Exclude specific groups/artifacts

You can exclude specific groups and/or artifacts through .artifactignore file. .artifactignore file is a list of Regexp that matches with <group>:<name>.

Let's say you want to exclude com.example group and io.github.jmatsu:example artifact. Your ignore file should be like the following.

com.example:.*
io.github.jmatsu:example

Please note that this plugin will automatically add ^ and $ to each lines, so you must not add it in this ignore file.

For the more details, see example/app/license-list/.artifactignore.

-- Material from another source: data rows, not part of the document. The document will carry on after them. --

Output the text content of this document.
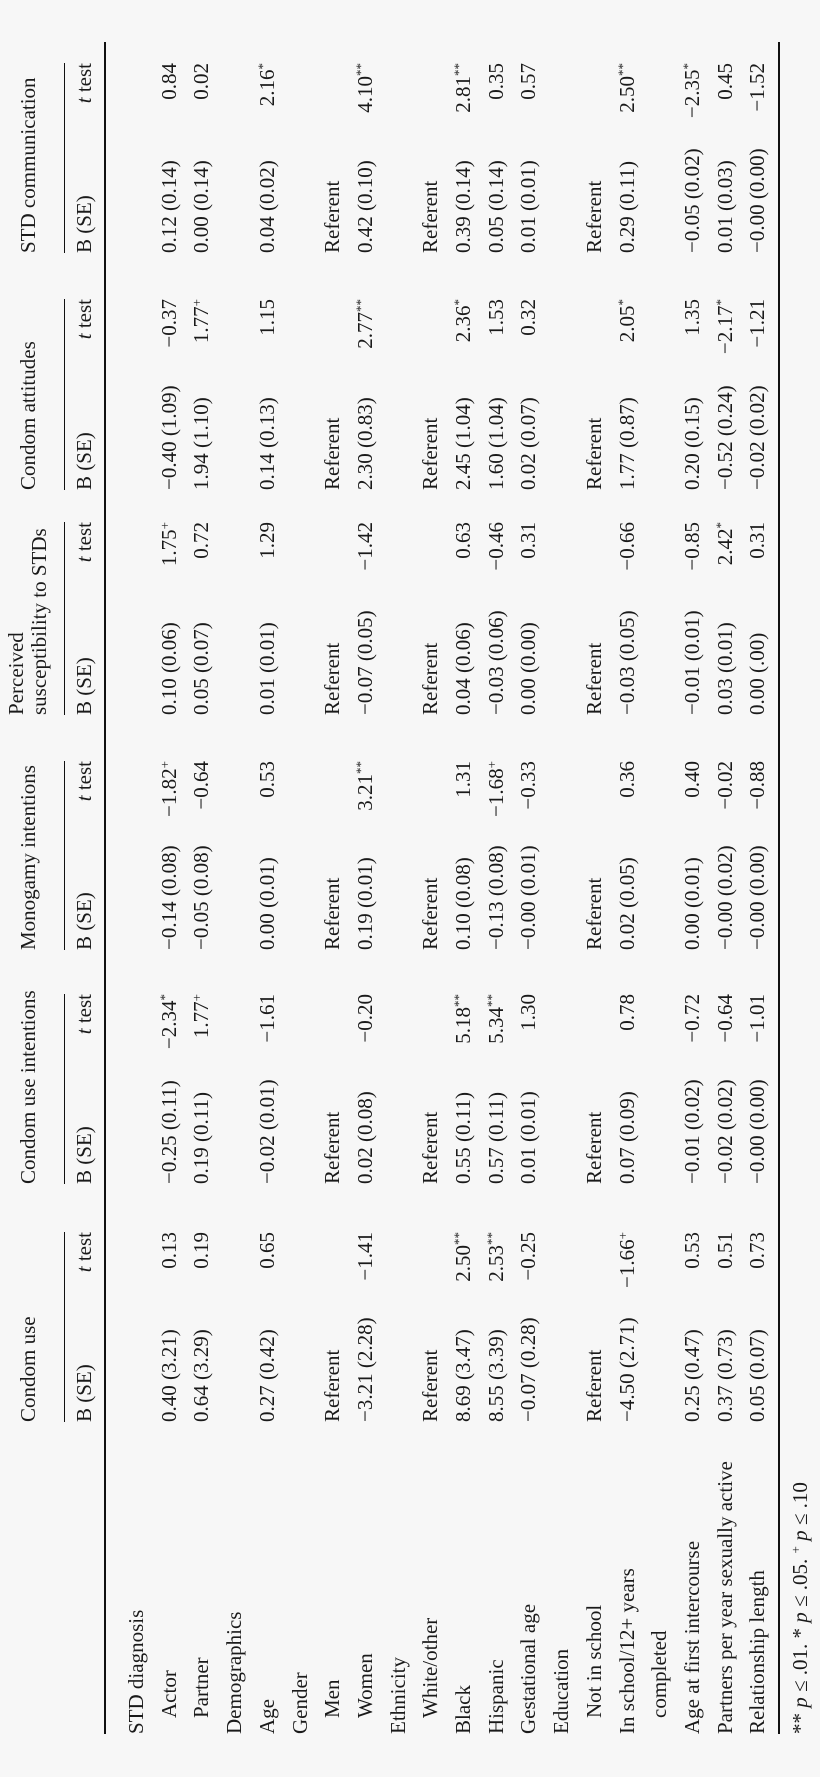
Condom use
Condom use intentions
Monogamy intentions
Perceived susceptibility to STDs
Condom attitudes
STD communication
B (SE)
t test
B (SE)
t test
B (SE)
t test
B (SE)
t test
B (SE)
t test
B (SE)
t test
STD diagnosis																		
Actor	0.40 (3.21)	0.13		−0.25 (0.11)	−2.34*		−0.14 (0.08)	−1.82+		0.10 (0.06)	1.75+		−0.40 (1.09)	−0.37		0.12 (0.14)	0.84	
Partner	0.64 (3.29)	0.19		0.19 (0.11)	1.77+		−0.05 (0.08)	−0.64		0.05 (0.07)	0.72		1.94 (1.10)	1.77+		0.00 (0.14)	0.02	
Demographics																		
Age	0.27 (0.42)	0.65		−0.02 (0.01)	−1.61		0.00 (0.01)	0.53		0.01 (0.01)	1.29		0.14 (0.13)	1.15		0.04 (0.02)	2.16*	
Gender																		
Men	Referent			Referent			Referent			Referent			Referent			Referent		
Women	−3.21 (2.28)	−1.41		0.02 (0.08)	−0.20		0.19 (0.01)	3.21**		−0.07 (0.05)	−1.42		2.30 (0.83)	2.77**		0.42 (0.10)	4.10**	
Ethnicity																		
White/other	Referent			Referent			Referent			Referent			Referent			Referent		
Black	8.69 (3.47)	2.50**		0.55 (0.11)	5.18**		0.10 (0.08)	1.31		0.04 (0.06)	0.63		2.45 (1.04)	2.36*		0.39 (0.14)	2.81**	
Hispanic	8.55 (3.39)	2.53**		0.57 (0.11)	5.34**		−0.13 (0.08)	−1.68+		−0.03 (0.06)	−0.46		1.60 (1.04)	1.53		0.05 (0.14)	0.35	
Gestational age	−0.07 (0.28)	−0.25		0.01 (0.01)	1.30		−0.00 (0.01)	−0.33		0.00 (0.00)	0.31		0.02 (0.07)	0.32		0.01 (0.01)	0.57	
Education																		
Not in school	Referent			Referent			Referent			Referent			Referent			Referent		
In school/12+ years completed	−4.50 (2.71)	−1.66+		0.07 (0.09)	0.78		0.02 (0.05)	0.36		−0.03 (0.05)	−0.66		1.77 (0.87)	2.05*		0.29 (0.11)	2.50**	
Age at first intercourse	0.25 (0.47)	0.53		−0.01 (0.02)	−0.72		0.00 (0.01)	0.40		−0.01 (0.01)	−0.85		0.20 (0.15)	1.35		−0.05 (0.02)	−2.35*	
Partners per year sexually active	0.37 (0.73)	0.51		−0.02 (0.02)	−0.64		−0.00 (0.02)	−0.02		0.03 (0.01)	2.42*		−0.52 (0.24)	−2.17*		0.01 (0.03)	0.45	
Relationship length	0.05 (0.07)	0.73		−0.00 (0.00)	−1.01		−0.00 (0.00)	−0.88		0.00 (.00)	0.31		−0.02 (0.02)	−1.21		−0.00 (0.00)	−1.52	
** p ≤ .01. * p ≤ .05. + p ≤ .10
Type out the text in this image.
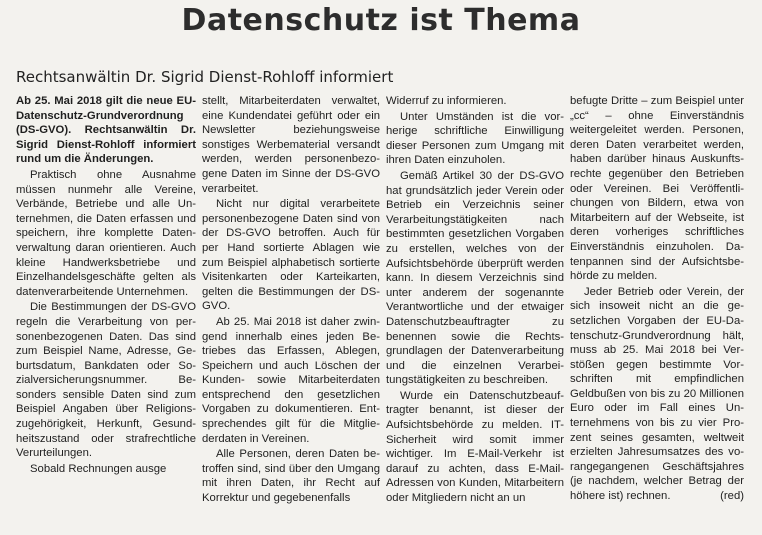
Datenschutz ist Thema
Rechtsanwältin Dr. Sigrid Dienst-Rohloff informiert

Ab 25. Mai 2018 gilt die neue EU-Datenschutz-Grundverordnung (DS-GVO). Rechtsanwältin Dr. Sigrid Dienst-Rohloff informiert rund um die Änderungen.

Praktisch ohne Ausnahme müssen nunmehr alle Vereine, Verbände, Betriebe und alle Unternehmen, die Daten erfassen und speichern, ihre komplette Datenverwaltung daran orientieren. Auch kleine Handwerksbetriebe und Einzelhandelsgeschäfte gelten als datenverarbeitende Unternehmen.

Die Bestimmungen der DS-GVO regeln die Verarbeitung von personenbezogenen Daten. Das sind zum Beispiel Name, Adresse, Geburtsdatum, Bankdaten oder Sozialversicherungsnummer. Besonders sensible Daten sind zum Beispiel Angaben über Religionszugehörigkeit, Herkunft, Gesundheitszustand oder strafrechtliche Verurteilungen.

Sobald Rechnungen ausge

stellt, Mitarbeiterdaten verwaltet, eine Kundendatei geführt oder ein Newsletter beziehungsweise sonstiges Werbematerial versandt werden, werden personenbezogene Daten im Sinne der DS-GVO verarbeitet.

Nicht nur digital verarbeitete personenbezogene Daten sind von der DS-GVO betroffen. Auch für per Hand sortierte Ablagen wie zum Beispiel alphabetisch sortierte Visitenkarten oder Karteikarten, gelten die Bestimmungen der DS-GVO.

Ab 25. Mai 2018 ist daher zwingend innerhalb eines jeden Betriebes das Erfassen, Ablegen, Speichern und auch Löschen der Kunden- sowie Mitarbeiterdaten entsprechend den gesetzlichen Vorgaben zu dokumentieren. Entsprechendes gilt für die Mitgliederdaten in Vereinen.

Alle Personen, deren Daten betroffen sind, sind über den Umgang mit ihren Daten, ihr Recht auf Korrektur und gegebenenfalls

Widerruf zu informieren.

Unter Umständen ist die vorherige schriftliche Einwilligung dieser Personen zum Umgang mit ihren Daten einzuholen.

Gemäß Artikel 30 der DS-GVO hat grundsätzlich jeder Verein oder Betrieb ein Verzeichnis seiner Verarbeitungstätigkeiten nach bestimmten gesetzlichen Vorgaben zu erstellen, welches von der Aufsichtsbehörde überprüft werden kann. In diesem Verzeichnis sind unter anderem der sogenannte Verantwortliche und der etwaiger Datenschutzbeauftragter zu benennen sowie die Rechtsgrundlagen der Datenverarbeitung und die einzelnen Verarbeitungstätigkeiten zu beschreiben.

Wurde ein Datenschutzbeauftragter benannt, ist dieser der Aufsichtsbehörde zu melden. IT-Sicherheit wird somit immer wichtiger. Im E-Mail-Verkehr ist darauf zu achten, dass E-Mail-Adressen von Kunden, Mitarbeitern oder Mitgliedern nicht an un

befugte Dritte – zum Beispiel unter „cc“ – ohne Einverständnis weitergeleitet werden. Personen, deren Daten verarbeitet werden, haben darüber hinaus Auskunftsrechte gegenüber den Betrieben oder Vereinen. Bei Veröffentlichungen von Bildern, etwa von Mitarbeitern auf der Webseite, ist deren vorheriges schriftliches Einverständnis einzuholen. Datenpannen sind der Aufsichtsbehörde zu melden.

Jeder Betrieb oder Verein, der sich insoweit nicht an die gesetzlichen Vorgaben der EU-Datenschutz-Grundverordnung hält, muss ab 25. Mai 2018 bei Verstößen gegen bestimmte Vorschriften mit empfindlichen Geldbußen von bis zu 20 Millionen Euro oder im Fall eines Unternehmens von bis zu vier Prozent seines gesamten, weltweit erzielten Jahresumsatzes des vorangegangenen Geschäftsjahres (je nachdem, welcher Betrag der höhere ist) rechnen.	(red)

Additional configurations like WearApp

For example wearApp is an independent from implementation etc. This plugin allows you to add such independent configurations to discovery targets. (No action is required if the variant's configurations extend the custom configurations.)

assembly {
    targetConfigurations += "wearApp"
}

Custom variant aware configurations

If you have created functionalImplementation and <variant>FunctionalImplementation for each variants, additionalScopes will be your help.

assembly {
    // Elements in additionalScopes will be used to build dynamic configurations with using targetConfigurations
    // e.g. `functional` will be used to build `functionalImplementation`, `functionalTestImplementation` and so on
    additionalScopes += "functional"
}

Html Customization

This plugin uses FreeMaker to generate HTML files and can accept an user-defined template like the following.

visualization {
    // the name of the template file must be *license.html.ftl
    htmlTemplateDir = file("customTemplateDir")
}

Please check the original ftl file for variables that you can use.

Render Json

You can generate resources in json format.

licenseList {
  variants {
    freeRelease {
            visualization {
                format = "json"
            }
        }
    }
}

The schema of the json resources are defined in schema module, which is published to jcenter.

repositories {
  jcenter()
}

dependencies {
  implementation("io.github.jmatsu:license-list-schema:<version>")
}

They are just interfaces in pure Kotlin. So you can chose any serialization method, custom attribute transformation, and so on in the both of Java and Kotlin.

Limitations

• Only for Android application projects.
  • I think Java project support should also be supported but not yet planned.
• Sharing configuration between variants
• Modification detection

Migration

0.7 breaking changes

The generated license URLs have been changed to show the contents correctly. Please run mergeLicenseList and visualizeLicenseList tasks to update your license catalog file and visualized file.

0.4 breaking changes

Breaking change1 :

inspect action was introduced in 0.4. It reports missing or misconfigured attributes in your management files. inspect action does

• Recognize empty string and empty array as invalid values, and null as valid values.
  • null was default values of License#url until 0.3. Since 0.4, "" (empty string) is a default value because inspection should fail if no url is found in a pom file. Please modify null to "" in your management file if the null is not unintended to make it an inspection target. It's okay to leave null as it is if it's intended of course.
  • empty array was default values of ArtifactDefinition#copyrightHolders. It has not been changed in 0.4 but empty array becomes one of invalid values. This means inspect will fail anyway. Please use null or remove the copyrightHolders field from your management file if the artifact really has no copyright holders.

Breaking change2 :

• Now visualize action depends on validate and inspect actions.
• Please pass -PskipInspect=true and/or -PskipValidate=true unless necessary.

Deprecation:

• artifactOutputDirectory has been deprecated and renamed to baseDir

License

Under MIT License.

 Copyright 2020 Jumpei Matsuda (jmatsu)

• This plugin partially uses cookpad/license-tools-plugin's source code to support migration.
• The Gradle plugin design is inspired by Triple-T/gradle-play-publisher.